Monthly Archives: May 2012

HarappaWorld Tweaks

First of all, I wanted to draw your attention to the fact that I am using weighted means for population averages for HarappaWorld instead of just averaging all samples' results. The weighting gives less importance to outliers. I find this to be a better solution than a simple average or median. A median removes all outliers but it also rejects a lot of information.

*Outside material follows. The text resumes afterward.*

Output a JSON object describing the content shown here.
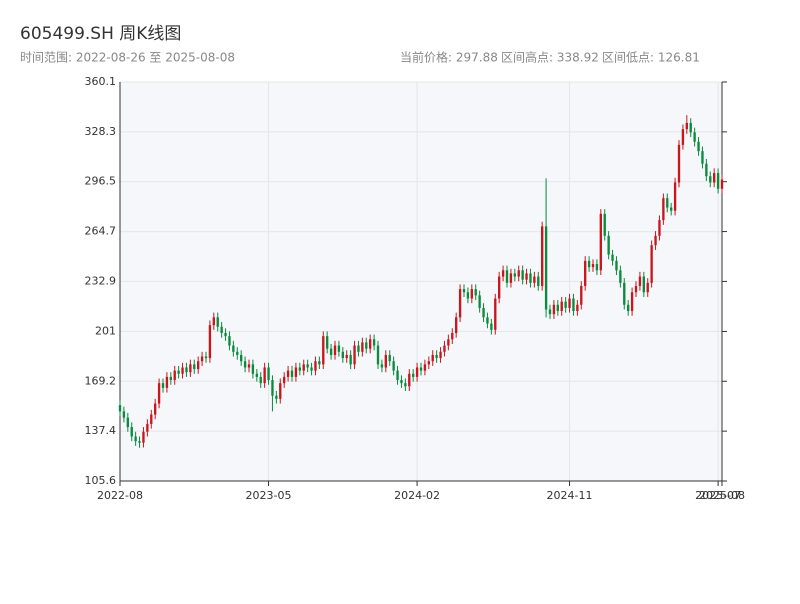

An example of the weighted mean effect can be seen in the Behar et al Armenian samples. Four of the samples have higher NE European percentages than the rest. As you can see in the table below, the weighting makes their impact on the population results low.

Mean Weighted Mean
Ethnicity armenian armenian armenian armenian
Dataset behar yunusbayev behar yunusbayev
N 19 16 19 16
S Indian 0.37% 0.52% 0.41% 0.52%
Baloch 16.57% 17.73% 17.07% 17.65%
Caucasian 54.35% 56.43% 57.29% 56.61%
NE Euro 8.96% 2.98% 5.35% 2.95%
SE Asian 0.10% 0.12% 0.10% 0.13%
Siberian 0.49% 0.09% 0.29% 0.09%
NE Asian 0.14% 0.08% 0.16% 0.09%
Papuan 0.28% 0.27% 0.26% 0.27%
American 0.19% 0.18% 0.22% 0.18%
Beringian 0.26% 0.19% 0.23% 0.20%
Mediterranean 8.46% 8.37% 8.21% 8.40%
SW Asian 9.81% 13.03% 10.40% 12.91%
San 0.00% 0.00% 0.00% 0.00%
E African 0.02% 0.00% 0.01% 0.00%
Pygmy 0.00% 0.00% 0.00% 0.00%
W African 0.00% 0.00% 0.00% 0.00%

Another example is the Somali samples in Reich et al data. There is one sample (out of 6) who seems to be eastern Bantu. Let's compare the unweighted mean and weighted mean for Somalis in Reich et al and Harappa participants.

Mean Weighted Mean
Ethnicity somali somali somali somali
Dataset harappa reich harappa reich
N 2 6 2 6
S Indian 0.00% 1.62% 0.00% 1.49%
Baloch 0.00% 0.00% 0.00% 0.00%
Caucasian 2.76% 0.00% 2.76% 0.00%
NE Euro 0.00% 0.11% 0.00% 0.04%
SE Asian 0.27% 0.05% 0.27% 0.06%
Siberian 0.00% 0.04% 0.00% 0.05%
NE Asian 0.00% 0.41% 0.00% 0.46%
Papuan 0.26% 0.10% 0.26% 0.11%
American 0.14% 0.17% 0.14% 0.19%
Beringian 0.23% 0.33% 0.23% 0.38%
Mediterranean 2.12% 3.25% 2.12% 3.65%
SW Asian 31.73% 24.48% 31.73% 27.33%
San 1.96% 1.48% 1.96% 1.37%
E African 60.37% 56.75% 60.37% 60.13%
Pygmy 0.15% 1.78% 0.15% 1.23%
W African 0.00% 9.43% 0.00% 3.51%

Also, I have divided Singapore Indians into 4 groups (actually 3 groups and 1 outlier) since they are so heterogeneous. Here are the weighted mean admixture proportions for all Singapore Indians and the four subgroups.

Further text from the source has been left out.